ECLI:NL:RBDHA:2022:1661

Rechtbank Den Haag

Datum uitspraak
25 februari 2022
Publicatiedatum
3 maart 2022
Zaaknummer
NL21.15403
Instantie
Rechtbank Den Haag
Type
Uitspraak
Procedures
  • Eerste aanleg - enkelvoudig
Rechters
  • B.F.Th. de Roos
Vindplaatsen
  • Rechtspraak.nl
AI samenvatting door LexboostAutomatisch gegenereerd

Afwijzing asielaanvraag wegens gebrek aan procesbelang

In deze zaak heeft de Rechtbank Den Haag op 25 februari 2022 uitspraak gedaan in een asielprocedure. Eiser, vertegenwoordigd door zijn gemachtigde, had beroep ingesteld tegen het besluit van de staatssecretaris van Justitie en Veiligheid, dat zijn asielaanvraag als kennelijk ongegrond was afgewezen. Tijdens de zitting werd duidelijk dat de gemachtigde van eiser geen contact meer had met hem en niet wist waar hij zich bevond. Verweerder verklaarde dat eiser op 27 januari 2022 in Zwitserland was aangetroffen. De rechtbank concludeerde hieruit dat eiser kennelijk geen prijs meer stelde op asielrechtelijke bescherming in Nederland, waardoor hij geen procesbelang meer had bij de beoordeling van zijn beroep. De rechtbank verklaarde het beroep niet-ontvankelijk en er werd geen proceskostenveroordeling opgelegd. De uitspraak werd openbaar uitgesproken door mr. B.F.Th. de Roos, in aanwezigheid van mr. N.M.L. van der Kammen, griffier. Tegen deze uitspraak kan binnen één week hoger beroep worden ingesteld bij de Afdeling bestuursrechtspraak van de Raad van State.

Uitspraak

RECHTBANK DEN HAAG

Zittingsplaats Middelburg
Bestuursrecht
zaaknummer: NL21.15403
proces-verbaal van de mondelinge uitspraak van de enkelvoudige kamer in de zaak tussen

[naam], eiser

V-nummer: [nummer]
(gemachtigde: mr. C.G. Matze),
en

de staatssecretaris van Justitie en Veiligheid, verweerder

(gemachtigde: mr. E.H.J.M. de Bonth).

ProcesverloopBij besluit van 29 september 2021 (het bestreden besluit) heeft verweerder de asielaanvraag van eiser in de algemene procedure afgewezen als kennelijk ongegrond.

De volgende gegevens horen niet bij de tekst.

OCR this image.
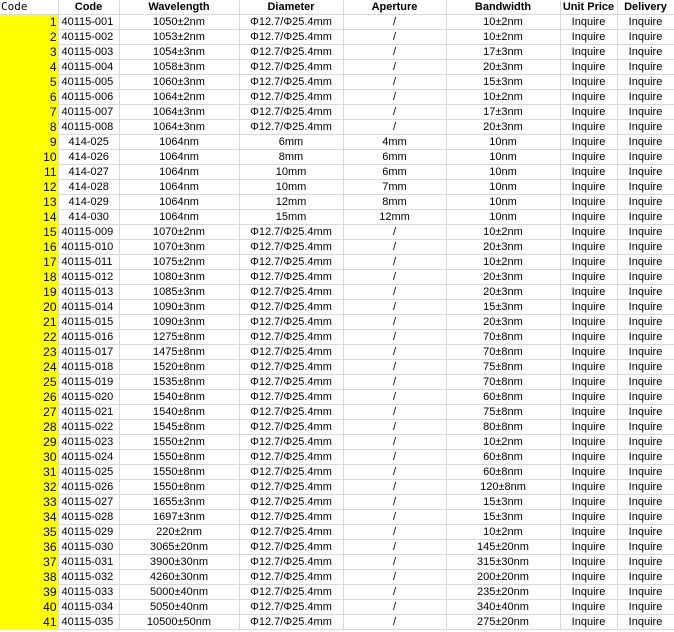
Code	Code	Wavelength	Diameter	Aperture	Bandwidth	Unit Price	Delivery
1	40115-001	1050±2nm	Φ12.7/Φ25.4mm	/	10±2nm	Inquire	Inquire
2	40115-002	1053±2nm	Φ12.7/Φ25.4mm	/	10±2nm	Inquire	Inquire
3	40115-003	1054±3nm	Φ12.7/Φ25.4mm	/	17±3nm	Inquire	Inquire
4	40115-004	1058±3nm	Φ12.7/Φ25.4mm	/	20±3nm	Inquire	Inquire
5	40115-005	1060±3nm	Φ12.7/Φ25.4mm	/	15±3nm	Inquire	Inquire
6	40115-006	1064±2nm	Φ12.7/Φ25.4mm	/	10±2nm	Inquire	Inquire
7	40115-007	1064±3nm	Φ12.7/Φ25.4mm	/	17±3nm	Inquire	Inquire
8	40115-008	1064±3nm	Φ12.7/Φ25.4mm	/	20±3nm	Inquire	Inquire
9	414-025	1064nm	6mm	4mm	10nm	Inquire	Inquire
10	414-026	1064nm	8mm	6mm	10nm	Inquire	Inquire
11	414-027	1064nm	10mm	6mm	10nm	Inquire	Inquire
12	414-028	1064nm	10mm	7mm	10nm	Inquire	Inquire
13	414-029	1064nm	12mm	8mm	10nm	Inquire	Inquire
14	414-030	1064nm	15mm	12mm	10nm	Inquire	Inquire
15	40115-009	1070±2nm	Φ12.7/Φ25.4mm	/	10±2nm	Inquire	Inquire
16	40115-010	1070±3nm	Φ12.7/Φ25.4mm	/	20±3nm	Inquire	Inquire
17	40115-011	1075±2nm	Φ12.7/Φ25.4mm	/	10±2nm	Inquire	Inquire
18	40115-012	1080±3nm	Φ12.7/Φ25.4mm	/	20±3nm	Inquire	Inquire
19	40115-013	1085±3nm	Φ12.7/Φ25.4mm	/	20±3nm	Inquire	Inquire
20	40115-014	1090±3nm	Φ12.7/Φ25.4mm	/	15±3nm	Inquire	Inquire
21	40115-015	1090±3nm	Φ12.7/Φ25.4mm	/	20±3nm	Inquire	Inquire
22	40115-016	1275±8nm	Φ12.7/Φ25.4mm	/	70±8nm	Inquire	Inquire
23	40115-017	1475±8nm	Φ12.7/Φ25.4mm	/	70±8nm	Inquire	Inquire
24	40115-018	1520±8nm	Φ12.7/Φ25.4mm	/	75±8nm	Inquire	Inquire
25	40115-019	1535±8nm	Φ12.7/Φ25.4mm	/	70±8nm	Inquire	Inquire
26	40115-020	1540±8nm	Φ12.7/Φ25.4mm	/	60±8nm	Inquire	Inquire
27	40115-021	1540±8nm	Φ12.7/Φ25.4mm	/	75±8nm	Inquire	Inquire
28	40115-022	1545±8nm	Φ12.7/Φ25.4mm	/	80±8nm	Inquire	Inquire
29	40115-023	1550±2nm	Φ12.7/Φ25.4mm	/	10±2nm	Inquire	Inquire
30	40115-024	1550±8nm	Φ12.7/Φ25.4mm	/	60±8nm	Inquire	Inquire
31	40115-025	1550±8nm	Φ12.7/Φ25.4mm	/	60±8nm	Inquire	Inquire
32	40115-026	1550±8nm	Φ12.7/Φ25.4mm	/	120±8nm	Inquire	Inquire
33	40115-027	1655±3nm	Φ12.7/Φ25.4mm	/	15±3nm	Inquire	Inquire
34	40115-028	1697±3nm	Φ12.7/Φ25.4mm	/	15±3nm	Inquire	Inquire
35	40115-029	220±2nm	Φ12.7/Φ25.4mm	/	10±2nm	Inquire	Inquire
36	40115-030	3065±20nm	Φ12.7/Φ25.4mm	/	145±20nm	Inquire	Inquire
37	40115-031	3900±30nm	Φ12.7/Φ25.4mm	/	315±30nm	Inquire	Inquire
38	40115-032	4260±30nm	Φ12.7/Φ25.4mm	/	200±20nm	Inquire	Inquire
39	40115-033	5000±40nm	Φ12.7/Φ25.4mm	/	235±20nm	Inquire	Inquire
40	40115-034	5050±40nm	Φ12.7/Φ25.4mm	/	340±40nm	Inquire	Inquire
41	40115-035	10500±50nm	Φ12.7/Φ25.4mm	/	275±20nm	Inquire	Inquire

Eiser heeft tegen het bestreden besluit beroep ingesteld.
De rechtbank heeft het beroep, samen met de zaak NL21.15404, op 25 februari 2022 op zitting behandeld, in Breda. Eiser en verweerder hebben zich laten vertegenwoordigen door hun gemachtigden.
Na afloop van de behandeling van de zaak ter zitting heeft de rechtbank onmiddellijk uitspraak gedaan.

Beslissing

De rechtbank verklaart het beroep niet-ontvankelijk.

Overwegingen

1. De gemachtigde van eiser heeft op zitting verklaard dat zij eind vorig jaar voor het laatst contact heeft gehad met eiser en dat zij momenteel geen contact meer heeft met eiser. Zij heeft verder verklaard dat zij niet weet waar eiser verblijft.
2. Verweerder heeft op zitting verklaard dat volgens zijn registratie eiser op 27 januari 2022 in Zwitserland in een trein is aangetroffen.
3. Uit dit alles leidt de rechtbank af dat eiser kennelijk geen prijs meer stelt op asielrechtelijke bescherming in Nederland. Eiser heeft daarom geen procesbelang meer bij de beoordeling van zijn beroep. [1]
4. Het beroep is niet-ontvankelijk.
5. Voor een proceskostenveroordeling bestaat geen aanleiding.
Deze uitspraak is uitgesproken in het openbaar op 25 februari 2022 door mr. B.F.Th. de Roos, rechter, in aanwezigheid van mr. N.M.L. van der Kammen, griffier.
Dit proces-verbaal is bekendgemaakt op:
Rechtsmiddel
Tegen deze uitspraak kan hoger beroep worden ingesteld bij de Afdeling bestuursrechtspraak van de Raad van State binnen één week na de dag van bekendmaking van dit proces-verbaal.

Voetnoten

1.Zie voor dit oordeel ook de rechtspraak van de Afdeling bestuursrechtspraak van de Raad van State, onder meer de uitspraak van 22 februari 2019, ECLI:NL:RVS:2019:579.